1987: Cuckfield local recalls the long walk to school during the 1920s......

Updated: Jul 28

For the majority of children during the first few decades of the twentieth century, school was short, ending when they entered the adult working world at 14. A few won scholarships to the new secondary schools which provided greater opportunities and the chance to stay on at school to 16 or 18.

Each village had its own school as a result of the 1870 Education Act. These schools were either church or board schools.

Country children including many in Cuckfield often had a long walk to school.

This is a snippet of reflections from an anonymous contributor....
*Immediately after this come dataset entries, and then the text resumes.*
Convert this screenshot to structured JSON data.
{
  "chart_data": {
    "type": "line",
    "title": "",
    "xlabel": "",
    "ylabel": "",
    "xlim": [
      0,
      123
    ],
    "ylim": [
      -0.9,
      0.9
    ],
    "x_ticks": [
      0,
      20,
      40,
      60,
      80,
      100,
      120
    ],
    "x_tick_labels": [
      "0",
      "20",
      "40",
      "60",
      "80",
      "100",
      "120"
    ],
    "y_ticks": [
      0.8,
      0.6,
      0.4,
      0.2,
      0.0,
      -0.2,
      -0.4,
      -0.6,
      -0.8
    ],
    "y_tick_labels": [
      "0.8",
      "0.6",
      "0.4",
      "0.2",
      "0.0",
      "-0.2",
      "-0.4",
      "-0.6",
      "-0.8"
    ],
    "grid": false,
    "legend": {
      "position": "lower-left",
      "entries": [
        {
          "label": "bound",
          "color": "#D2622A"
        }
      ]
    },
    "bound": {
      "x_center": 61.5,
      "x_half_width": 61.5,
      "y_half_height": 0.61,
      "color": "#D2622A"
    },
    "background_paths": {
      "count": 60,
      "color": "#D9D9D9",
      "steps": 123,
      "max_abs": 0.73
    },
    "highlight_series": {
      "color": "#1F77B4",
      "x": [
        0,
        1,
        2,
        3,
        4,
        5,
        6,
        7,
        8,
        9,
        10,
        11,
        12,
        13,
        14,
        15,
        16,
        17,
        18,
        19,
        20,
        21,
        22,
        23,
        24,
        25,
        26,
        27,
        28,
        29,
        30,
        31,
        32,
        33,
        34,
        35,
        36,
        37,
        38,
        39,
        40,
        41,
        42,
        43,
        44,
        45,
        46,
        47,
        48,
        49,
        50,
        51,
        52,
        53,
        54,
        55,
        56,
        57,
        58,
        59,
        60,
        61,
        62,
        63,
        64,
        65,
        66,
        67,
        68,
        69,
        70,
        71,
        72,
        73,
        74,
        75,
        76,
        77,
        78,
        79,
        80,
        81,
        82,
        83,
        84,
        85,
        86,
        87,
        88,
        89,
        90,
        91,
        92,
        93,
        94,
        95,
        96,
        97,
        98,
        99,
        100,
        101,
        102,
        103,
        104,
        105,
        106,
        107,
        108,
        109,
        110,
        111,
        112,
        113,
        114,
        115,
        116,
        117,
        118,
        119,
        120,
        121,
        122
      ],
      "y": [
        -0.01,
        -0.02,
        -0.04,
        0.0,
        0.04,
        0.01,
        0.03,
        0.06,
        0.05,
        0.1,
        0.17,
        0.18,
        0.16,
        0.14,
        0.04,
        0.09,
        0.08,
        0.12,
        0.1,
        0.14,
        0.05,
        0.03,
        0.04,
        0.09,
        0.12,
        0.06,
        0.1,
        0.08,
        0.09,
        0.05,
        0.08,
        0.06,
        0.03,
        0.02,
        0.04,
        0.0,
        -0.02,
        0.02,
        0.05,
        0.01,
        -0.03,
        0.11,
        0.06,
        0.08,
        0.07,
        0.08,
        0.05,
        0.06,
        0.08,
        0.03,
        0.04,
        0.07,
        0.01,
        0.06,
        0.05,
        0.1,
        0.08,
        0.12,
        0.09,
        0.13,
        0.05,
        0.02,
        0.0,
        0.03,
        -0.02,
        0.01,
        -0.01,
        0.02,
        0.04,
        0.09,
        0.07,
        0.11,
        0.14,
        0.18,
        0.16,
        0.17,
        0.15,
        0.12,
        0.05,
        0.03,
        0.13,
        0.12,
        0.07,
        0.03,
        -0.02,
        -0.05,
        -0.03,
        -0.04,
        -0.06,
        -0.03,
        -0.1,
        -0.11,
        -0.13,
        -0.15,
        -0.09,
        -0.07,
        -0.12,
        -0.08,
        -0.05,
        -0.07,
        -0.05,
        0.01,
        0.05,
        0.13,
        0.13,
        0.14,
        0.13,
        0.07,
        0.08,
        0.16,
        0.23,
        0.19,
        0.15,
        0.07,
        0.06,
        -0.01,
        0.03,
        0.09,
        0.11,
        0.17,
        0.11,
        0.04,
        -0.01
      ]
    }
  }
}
When I was five years old, I walked to Cuckfield school, through Borde Hill Park, owned by Colonel Clarke, a distance of four and a half miles. I left home at 7:45 AM, met with my friends en route and passed the workhouse; here the tramps would be emerging after their bed and breakfast, they would be carrying bread and cheese which would last them to the next workhouse.


Approach to the School and Church c1900 (photograph courtesy of Cuckfield Museum)

Our chief delight was to look in at the parlour window of a cottage* which was used as a sweet shop and if one had a half penny or great good fortune a penny, we could buy 4 liquorice sticks at a farthing each or two sherbert dabs at halfpenny each. The school stood by the Church and was run by the Church. The whole school went to Church on Saints days and Church festivals.

I had to walk back to Ansty from the Old school in the late 50s/early 60s whatever the weather, snow, rain etc. The Pluckroses had to walk as far as Pickwell Lane, Bolney.


Tessa Boyer writes:

After thought, the sweet shop was next to Queens Hall. If you look carefully under the window you can see the worn bricks where the children used to stand to be able to look in at the sweets. Daisy Rhodes told this story many years ago...

The long walk through Borde Hill sounds the same as my Father had to do at 5yrs. The family lived with their Mother in Sand Pit cottages on the Haywards Heath - Balcombe Road having been moved there from Lullings Farm when my Grandfather died at a very young age in 1906.


Lesley Bohanna writes:

:I had to walk back to Ansty from the Old school in the late 50s/early 60s whatever the weather, snow, rain etc. The Pluckroses had to walk as far as Pickwell Lane, Bolney.